Measure C, the failed hotel room tax hike that would have funded an expansion to the Downtown Convention Center, homeless services, and road repairs, fell short of the two-thirds vote threshold in March by less than a percent.
But now, a California Supreme Court decision not to relitigate a case means a San Francisco citizens initiative can pass with a simple majority and not a two-thirds majority.
"We believe this was a big step forward to expanding our convention center and most of all it'll give us the opportunity to begin to rebuild our economy as it begins to come back because when you talk about trying to create 7,000 jobs and immediate jobs from the construction site, our city needs that," said Keith Maddox who was part of the coalition that supported the tax hike.
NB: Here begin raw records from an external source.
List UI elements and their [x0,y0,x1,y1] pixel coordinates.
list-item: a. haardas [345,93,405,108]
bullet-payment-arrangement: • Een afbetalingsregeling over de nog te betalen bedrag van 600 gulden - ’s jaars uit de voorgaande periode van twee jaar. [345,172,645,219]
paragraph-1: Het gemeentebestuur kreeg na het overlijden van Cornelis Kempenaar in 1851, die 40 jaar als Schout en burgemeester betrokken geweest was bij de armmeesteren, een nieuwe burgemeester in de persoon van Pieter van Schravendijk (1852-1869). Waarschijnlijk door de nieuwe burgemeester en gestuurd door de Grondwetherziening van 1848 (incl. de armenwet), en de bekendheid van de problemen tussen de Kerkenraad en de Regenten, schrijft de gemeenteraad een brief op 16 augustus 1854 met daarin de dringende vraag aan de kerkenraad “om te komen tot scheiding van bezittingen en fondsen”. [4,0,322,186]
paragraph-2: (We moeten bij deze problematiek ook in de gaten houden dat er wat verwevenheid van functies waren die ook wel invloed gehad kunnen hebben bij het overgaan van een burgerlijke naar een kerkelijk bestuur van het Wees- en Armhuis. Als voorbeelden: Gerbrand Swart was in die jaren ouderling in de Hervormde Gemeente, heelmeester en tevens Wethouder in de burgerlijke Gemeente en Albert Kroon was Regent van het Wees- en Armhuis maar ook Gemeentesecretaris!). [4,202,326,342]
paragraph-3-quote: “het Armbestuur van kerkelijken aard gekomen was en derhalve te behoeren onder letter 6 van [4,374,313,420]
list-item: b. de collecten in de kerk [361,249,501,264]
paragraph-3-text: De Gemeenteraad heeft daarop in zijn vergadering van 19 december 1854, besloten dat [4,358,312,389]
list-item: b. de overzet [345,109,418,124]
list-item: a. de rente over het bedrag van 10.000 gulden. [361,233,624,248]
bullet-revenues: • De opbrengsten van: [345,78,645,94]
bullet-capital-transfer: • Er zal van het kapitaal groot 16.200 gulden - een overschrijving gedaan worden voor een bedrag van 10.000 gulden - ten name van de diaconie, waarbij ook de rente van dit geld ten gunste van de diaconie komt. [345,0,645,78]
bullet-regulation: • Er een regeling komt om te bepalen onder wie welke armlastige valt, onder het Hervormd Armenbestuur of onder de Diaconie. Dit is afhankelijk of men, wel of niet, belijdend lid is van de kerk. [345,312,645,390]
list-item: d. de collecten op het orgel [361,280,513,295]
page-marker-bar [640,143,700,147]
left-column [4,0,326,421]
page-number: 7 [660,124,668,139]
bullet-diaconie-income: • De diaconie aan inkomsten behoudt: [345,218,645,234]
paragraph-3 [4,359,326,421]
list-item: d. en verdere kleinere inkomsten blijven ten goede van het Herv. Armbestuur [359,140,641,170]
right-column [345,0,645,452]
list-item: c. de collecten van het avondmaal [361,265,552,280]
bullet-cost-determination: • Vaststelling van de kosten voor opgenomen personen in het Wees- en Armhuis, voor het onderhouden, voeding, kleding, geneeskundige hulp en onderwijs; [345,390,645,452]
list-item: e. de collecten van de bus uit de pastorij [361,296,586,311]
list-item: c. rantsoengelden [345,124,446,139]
Maddox and his coalition are waiting to hear from the San Diego City Attorney's office about what the Supreme Court decision means for their measure. In a statement to NBC 7, the City Attorney's office said it is evaluating the decision and figuring out its next steps.
Legal experts say the supreme court's decision could open the door for many more citizens initiatives to pass.
"It's very hard to get two-thirds of Californians or two-thirds of San Diegans to agree on anything, and it is a lot easier to get a simple majority to agree on something that has broad support, that’s why this is so significant," said local legal analyst Dan Eaton. "I think you can expect to see a lot more of these special taxes going through the citizens initiative process."
Michael McConnell, a homeless advocate behind the movement to vote no on Measure C told NBC 7 he'll also be closely following the City Attorney's evaluation of the decision.